The square of sunlight moves around the room, turns orange, fades. Eventually, we stand in the dark, the walls completely covered. Our bodies throb like bruises after a fight.

Mark lights a cigarette he stole from mom. The cold menthol bites my throat.

For days after, the rhythm of the prayer plays like a jingle in my head. I dream that I’m standing on the chair in a field of burning grass. I wake up hours before my alarm with the words pulsing through me. I hope they are moving through Uncle Bibby as well, bringing him back toward us. I imagine him walking through a silver moonlit field that extends forever in the darkness. I imagine him laughing at a joke he hears at a bar. I imagine him sitting alone in a trailer. I imagine him drowned in a muddy river.

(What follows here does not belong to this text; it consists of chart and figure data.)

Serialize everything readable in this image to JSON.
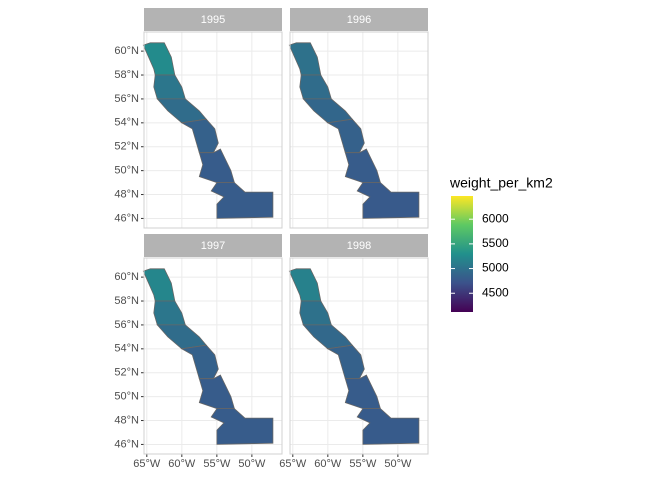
{
  "chart_data": {
    "type": "choropleth",
    "facets": [
      {
        "name": "1995",
        "values": [
          5250,
          5050,
          4950,
          4850,
          4800,
          4800
        ]
      },
      {
        "name": "1996",
        "values": [
          5000,
          4950,
          4900,
          4850,
          4800,
          4780
        ]
      },
      {
        "name": "1997",
        "values": [
          5200,
          5050,
          4950,
          4850,
          4800,
          4800
        ]
      },
      {
        "name": "1998",
        "values": [
          5150,
          5000,
          4920,
          4850,
          4800,
          4790
        ]
      }
    ],
    "xlim": [
      -65.4,
      -45.7
    ],
    "ylim": [
      45.2,
      61.6
    ],
    "xticks": [
      {
        "value": -65,
        "label": "65°W"
      },
      {
        "value": -60,
        "label": "60°W"
      },
      {
        "value": -55,
        "label": "55°W"
      },
      {
        "value": -50,
        "label": "50°W"
      }
    ],
    "yticks": [
      {
        "value": 46,
        "label": "46°N"
      },
      {
        "value": 48,
        "label": "48°N"
      },
      {
        "value": 50,
        "label": "50°N"
      },
      {
        "value": 52,
        "label": "52°N"
      },
      {
        "value": 54,
        "label": "54°N"
      },
      {
        "value": 56,
        "label": "56°N"
      },
      {
        "value": 58,
        "label": "58°N"
      },
      {
        "value": 60,
        "label": "60°N"
      }
    ],
    "legend": {
      "title": "weight_per_km2",
      "lim": [
        4120,
        6470
      ],
      "ticks": [
        4500,
        5000,
        5500,
        6000
      ]
    },
    "grid": true
  }
}
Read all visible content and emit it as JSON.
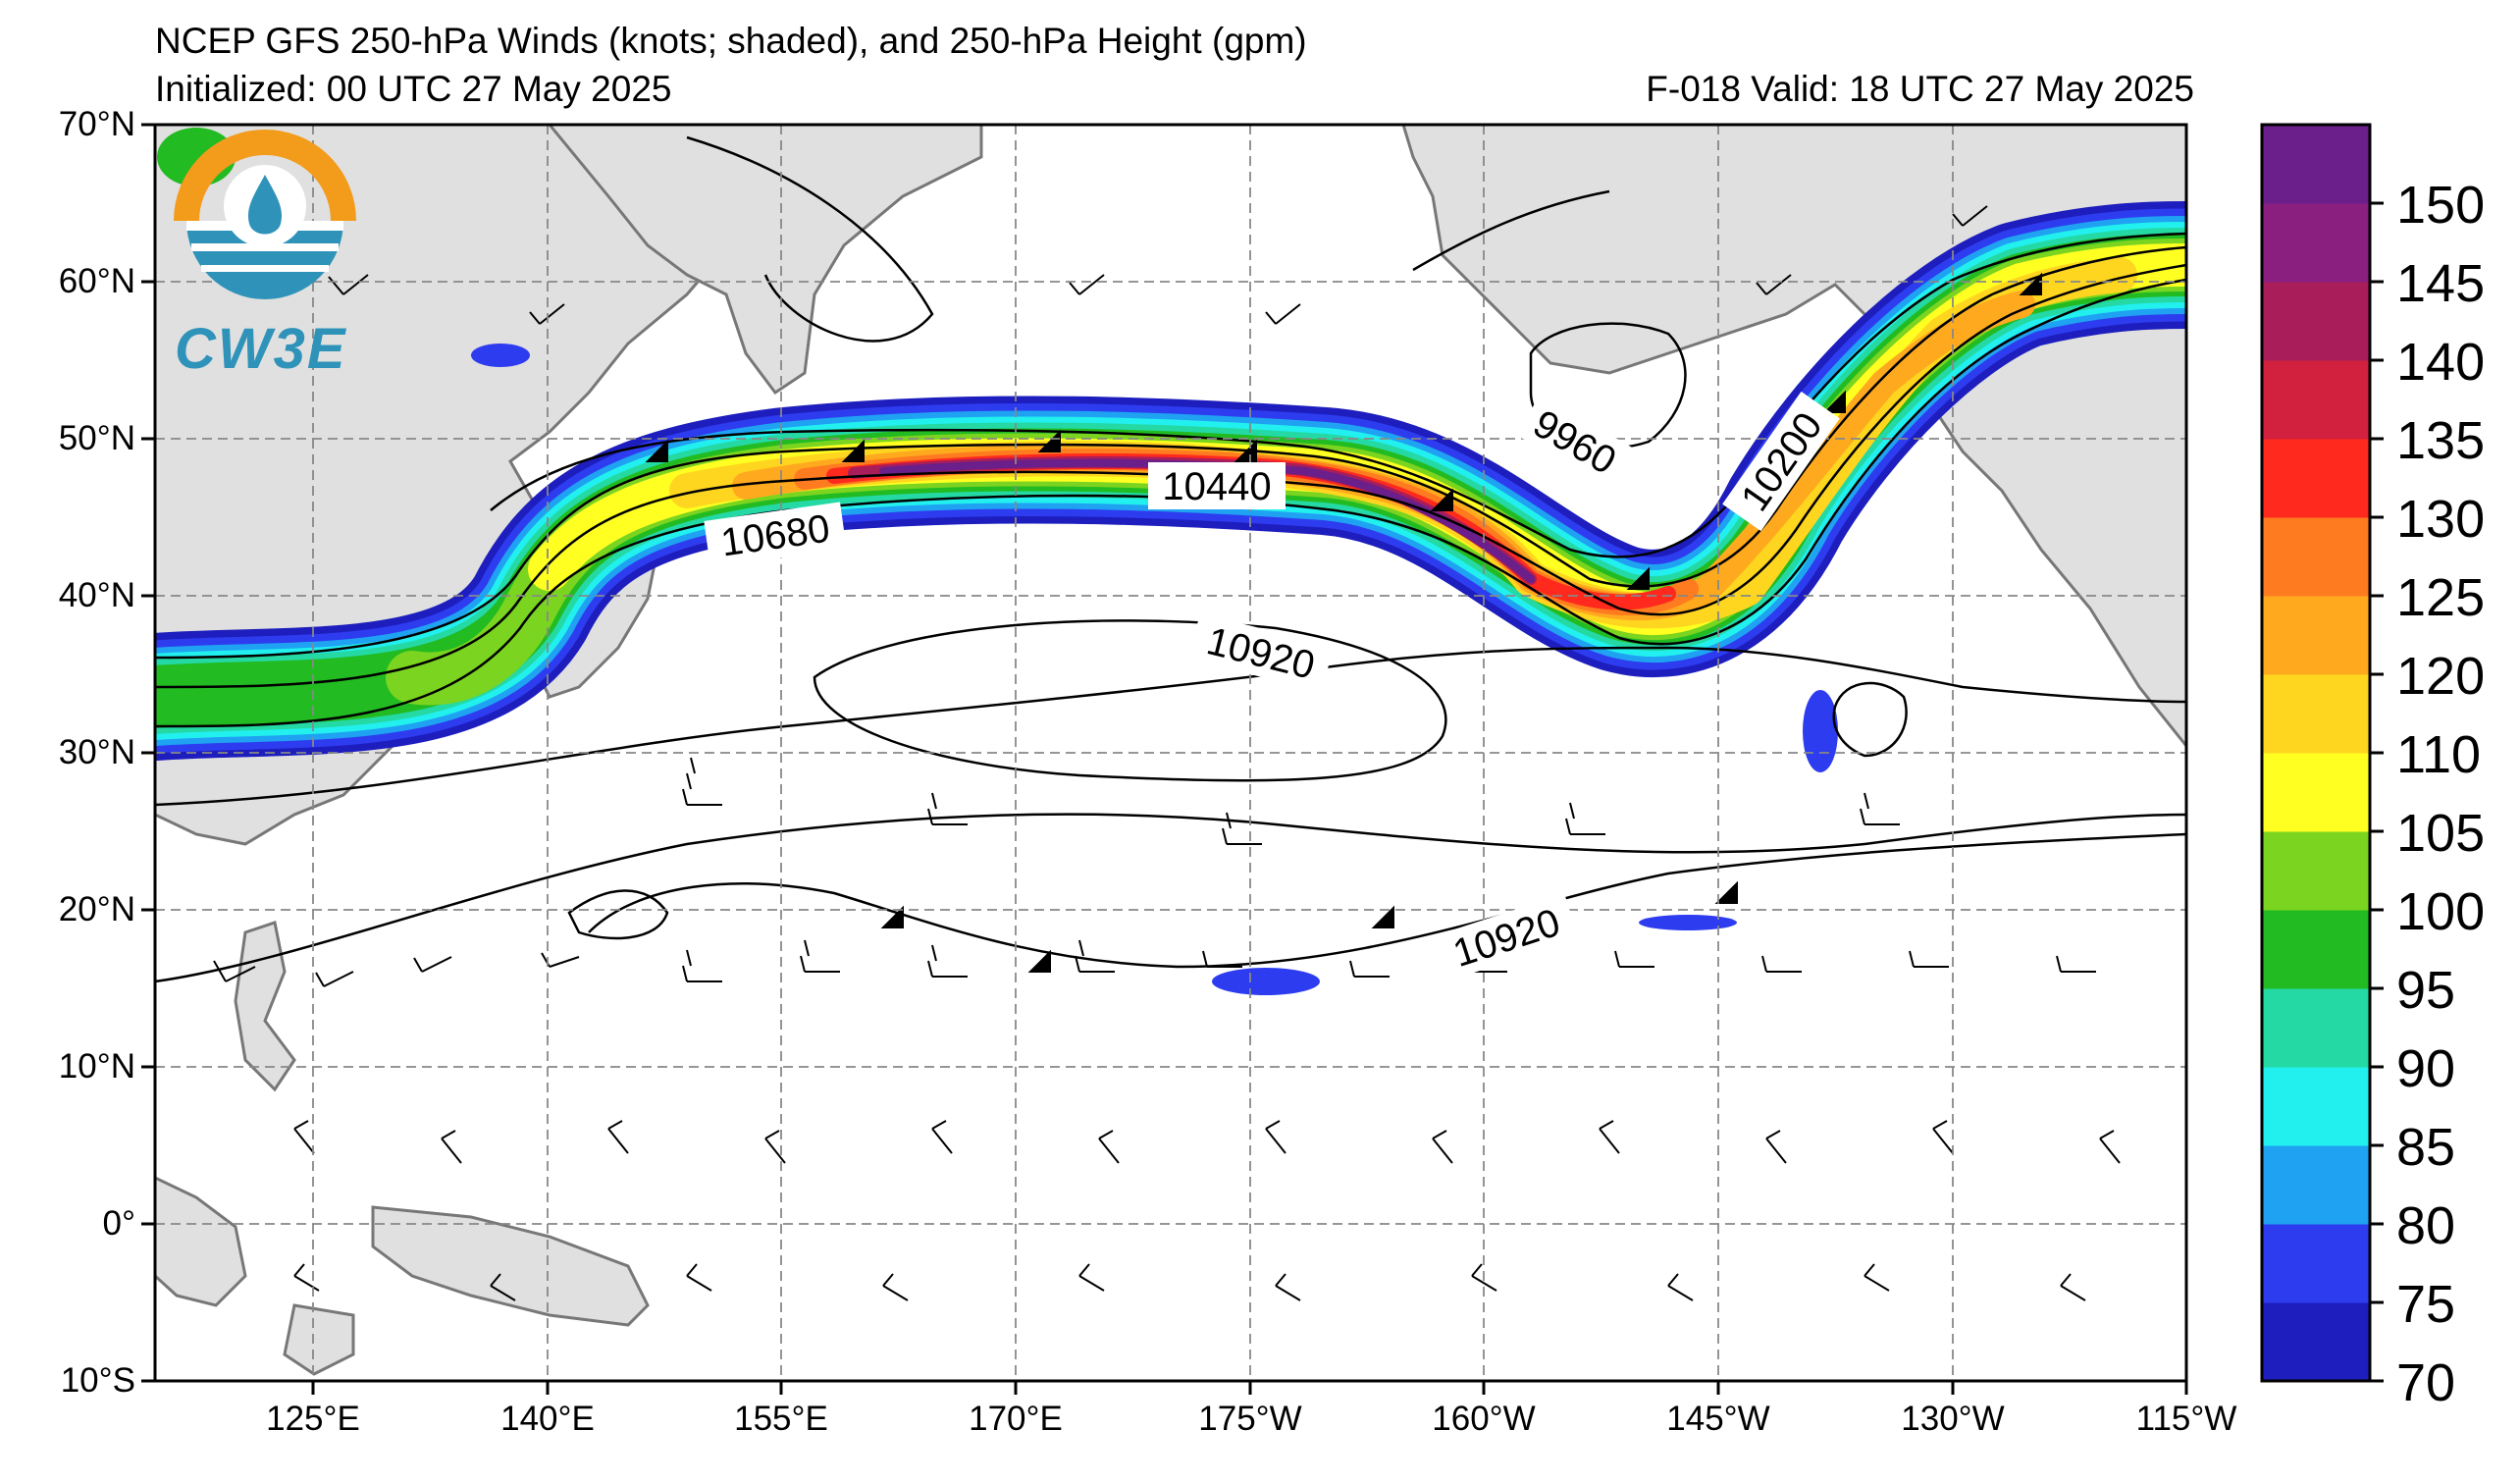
{
  "header": {
    "title": "NCEP GFS 250-hPa Winds (knots; shaded), and 250-hPa Height (gpm)",
    "initialized": "Initialized: 00 UTC 27 May 2025",
    "valid": "F-018  Valid: 18 UTC 27 May 2025"
  },
  "logo": {
    "text": "CW3E",
    "icon": "cw3e-logo-icon"
  },
  "map": {
    "projection": "cylindrical",
    "lon_range": [
      116,
      245
    ],
    "lat_range": [
      -10,
      70
    ],
    "latitude_labels": [
      "70°N",
      "60°N",
      "50°N",
      "40°N",
      "30°N",
      "20°N",
      "10°N",
      "0°",
      "10°S"
    ],
    "longitude_labels": [
      "125°E",
      "140°E",
      "155°E",
      "170°E",
      "175°W",
      "160°W",
      "145°W",
      "130°W",
      "115°W"
    ],
    "contour_labels": [
      "10440",
      "10680",
      "9960",
      "10200",
      "10920",
      "10920"
    ],
    "land_color": "#e0e0e0",
    "coastline_color": "#777777",
    "grid": true
  },
  "colorbar": {
    "labels": [
      "150",
      "145",
      "140",
      "135",
      "130",
      "125",
      "120",
      "110",
      "105",
      "100",
      "95",
      "90",
      "85",
      "80",
      "75",
      "70"
    ],
    "colors": [
      "#1e1ebe",
      "#2e3cf0",
      "#1fa2f2",
      "#22f0ee",
      "#24d9a4",
      "#22bb22",
      "#7bd41f",
      "#ffff22",
      "#ffd61f",
      "#ffaa1e",
      "#ff7b1f",
      "#ff2a1d",
      "#d2213e",
      "#a81d5a",
      "#8a1f80",
      "#6a1f8a"
    ]
  }
}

One Friday evening, two weeks after we wrote the prayer, we go back to the house. All the debris in the front has been cleared away. The broken pieces of glass are gone from the windows. The scraps of drywall have been pulled down.

“It’s taken me a couple days to get everything ready.” He holds his breath, jaw tight, not letting the tears fall from his eyes.

The door to the room where we’d written the prayer can barely open because of all the moldy pieces of lumber, broken wooden furniture, smashed doors, stacks of ripped cardboard and yellowed newspapers. The ceiling is now covered with the prayer. I guess Mark climbed the heap to write it there. I feel left out, like somehow he thought I couldn’t help him do what needed to be done.

“Why’d you bring all this in here?” I ask, bringing my shirt over my nose.

“Smoke will spread the words further.” Mark throws a piece of two-by-four into the room.

“What if that doesn’t work?” I ask.

“Then this is his funeral.”

He sparks his lighter on a brown wool blanket crammed between two pieces of a broken door. He flicks it and flicks it and flicks it, but the lighter just sparks.

“Look,” I say, pointing out the window. A figure, a bulk of blurred shadow stands among the trees in the kudzu. Mark stops flicking the lighter and stares. My heart punches hard, shakes my whole body.

“Is that him?” I ask.

“It might be,” Mark says, squinting. “It might be.”